Esta é uma dinâmica muito provável; por isso estamos nos preparando para novas lutas de grande magnitude, para novas rebeliões populares ou revoluções contra regimes e governos, no marco de muita polarização social. As guerras são uma desgraça para a classe trabalhadora mundial e para as populações que sofrem suas consequências. Mas por trás delas, dialeticamente, novos fenômenos sociais e políticos e novas revoluções muitas vezes se originam. Também devemos estar preparados para esta perspectiva.
A política e as tarefas da esquerda revolucionária
As tensões mundiais estão crescendo ao som de tambores de guerra e no meio de um sistema em crise e de milhões de pessoas descontentes. O que provavelmente está por vir são confrontos maiores do que a guerra atual. É tarefa da esquerda anticapitalista e socialista enfrentar a guerra com uma política correta e, ao mesmo tempo, mostrar que há outra saída que não a oferecida pelas potências capitalistas.
Além de promover ações unitárias contra a guerra, temos que apoiar toda luta social em curso, implementar a maior mobilização social e nosso programa de ruptura com todas as organizações internacionais imperialistas, propor a saída das corporações extrativistas e poluidoras de nossos países, o controle dos bancos e do comércio exterior para direcionar a entrada e saída da moeda estrangeira e da riqueza produzida, e todas as medidas necessárias, como fortes sanções contra os empresários e a apreensão dos produtos acumulados, contra o aumento dos preços e o alto custo da vida.
Além disso, temos que lutar para construir grandes alternativas de esquerda e partidos revolucionários que em cada país se disponham à disputa pelo poder político contra todas as forças do sistema, promovendo a mobilização revolucionária da classe trabalhadora e dos setores populares. Quando na Argentina propomos que a FIT Unidade seja mais do que uma frente eleitoral e tenha estratégias comuns na luta de classes e avance para um grande movimento político comum, é para nos prepararmos para as perspectivas das tensões mundiais e mudanças abruptas. Quando no Brasil criticamos o curso da maioria do PSOL é para defender uma estratégia socialista e organizar e defender uma fração deste partido a fim de prepará-lo para uma disputa maior em um grande país polarizado. Quando no Chile criticamos o início do governo Boris e chamamos a unir a esquerda anticapitalista com base na experiência da rebelião anterior, é também em face das exigências do momento. Os camaradas da Liga Internacional Socialista em outros países estão agindo da mesma maneira.

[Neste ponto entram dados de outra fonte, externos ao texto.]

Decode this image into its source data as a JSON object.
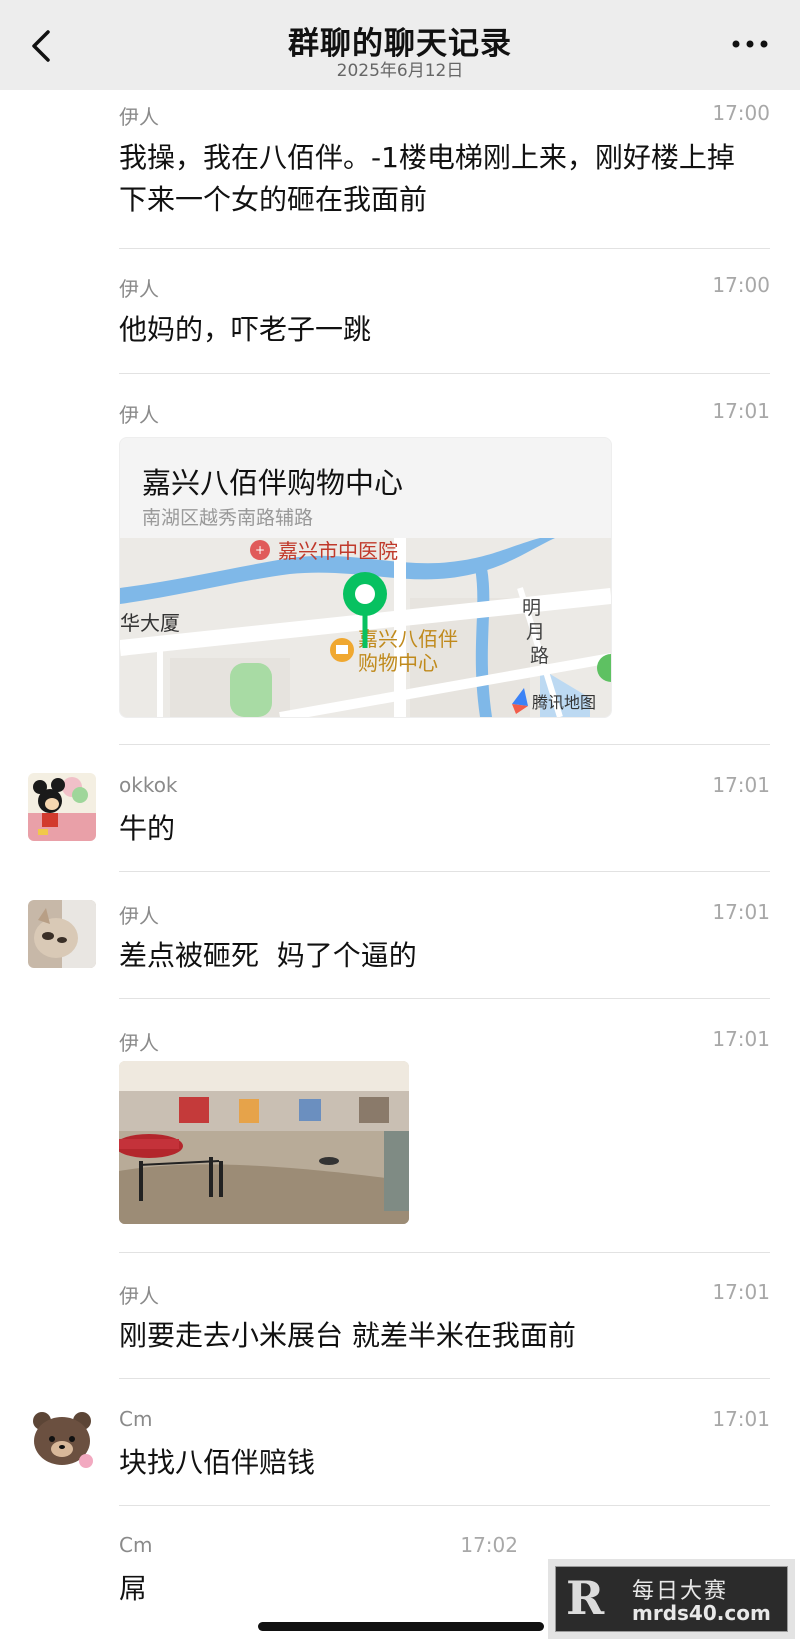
{
  "header": {
    "title": "群聊的聊天记录",
    "subtitle": "2025年6月12日"
  },
  "messages": [
    {
      "name": "伊人",
      "time": "17:00",
      "text": "我操，我在八佰伴。-1楼电梯刚上来，刚好楼上掉下来一个女的砸在我面前"
    },
    {
      "name": "伊人",
      "time": "17:00",
      "text": "他妈的，吓老子一跳"
    },
    {
      "name": "伊人",
      "time": "17:01",
      "location": {
        "title": "嘉兴八佰伴购物中心",
        "address": "南湖区越秀南路辅路",
        "map_labels": {
          "hospital": "嘉兴市中医院",
          "building": "华大厦",
          "poi_line1": "嘉兴八佰伴",
          "poi_line2": "购物中心",
          "road_1": "明",
          "road_2": "月",
          "road_3": "路",
          "provider": "腾讯地图"
        }
      }
    },
    {
      "name": "okkok",
      "time": "17:01",
      "text": "牛的",
      "avatar": "mickey-avatar"
    },
    {
      "name": "伊人",
      "time": "17:01",
      "text": "差点被砸死  妈了个逼的",
      "avatar": "cat-avatar"
    },
    {
      "name": "伊人",
      "time": "17:01",
      "image": "mall-interior-photo"
    },
    {
      "name": "伊人",
      "time": "17:01",
      "text": "刚要走去小米展台 就差半米在我面前"
    },
    {
      "name": "Cm",
      "time": "17:01",
      "text": "块找八佰伴赔钱",
      "avatar": "bear-avatar"
    },
    {
      "name": "Cm",
      "time": "17:02",
      "text": "屌"
    }
  ],
  "watermark": {
    "logo": "R",
    "cn": "每日大赛",
    "url": "mrds40.com"
  },
  "colors": {
    "header_bg": "#ededed",
    "pin_green": "#07c160",
    "map_water": "#7fb8e8",
    "name_gray": "#8a8a8a"
  }
}
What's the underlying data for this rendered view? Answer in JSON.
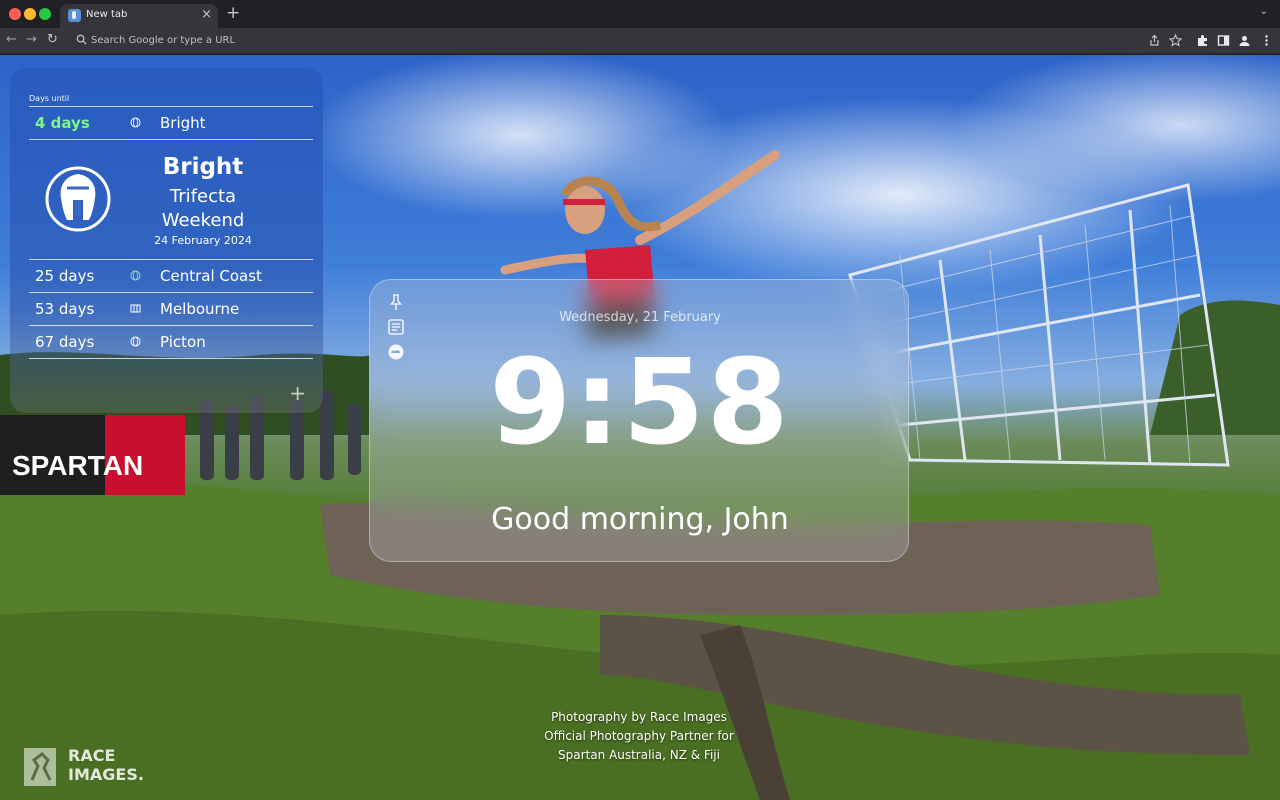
{
  "browser": {
    "tab_title": "New tab",
    "tab_close": "×",
    "new_tab": "+",
    "tab_menu": "⌄",
    "omnibox_placeholder": "Search Google or type a URL",
    "nav": {
      "back": "←",
      "forward": "→",
      "reload": "↻"
    },
    "toolbar_icons": [
      "share-icon",
      "bookmark-star-icon",
      "extensions-icon",
      "side-panel-icon",
      "profile-icon",
      "menu-icon"
    ]
  },
  "countdown": {
    "header": "Days until",
    "next": {
      "days": "4 days",
      "place": "Bright",
      "icon": "globe-icon"
    },
    "featured": {
      "name": "Bright",
      "line1": "Trifecta",
      "line2": "Weekend",
      "date": "24 February 2024",
      "logo": "spartan-helmet-icon"
    },
    "upcoming": [
      {
        "days": "25 days",
        "place": "Central Coast",
        "icon": "globe-icon"
      },
      {
        "days": "53 days",
        "place": "Melbourne",
        "icon": "stadium-icon"
      },
      {
        "days": "67 days",
        "place": "Picton",
        "icon": "globe-icon"
      }
    ],
    "add_label": "+"
  },
  "clock": {
    "date": "Wednesday, 21 February",
    "time": "9:58",
    "greeting": "Good morning, John",
    "side_icons": [
      "pin-icon",
      "notes-icon",
      "weather-icon"
    ]
  },
  "credits": {
    "line1": "Photography by Race Images",
    "line2": "Official Photography Partner for",
    "line3": "Spartan Australia, NZ & Fiji",
    "logo_line1": "RACE",
    "logo_line2": "IMAGES."
  },
  "banner_text": "SPARTAN"
}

Quando construímos a Liga Internacional Socialista com uma política socialista e internacionalista, e com um método de favorecer acordos fortes sobre programa e projeto, sabendo respeitar diversas tradições e experiências políticas, é também porque fazê-lo é decisivo para avançar na construção de uma grande internacional revolucionária, que esteja à altura dos desafios que a situação internacional e suas perspectivas exigem de nós. O que nada mais é do que construir organizações que promovam e preparem a revolução socialista, diante de uma nova e dramática virada na situação e crise internacional.
1William I. Robinson, A economia global de guerra e a crise do capitalismo.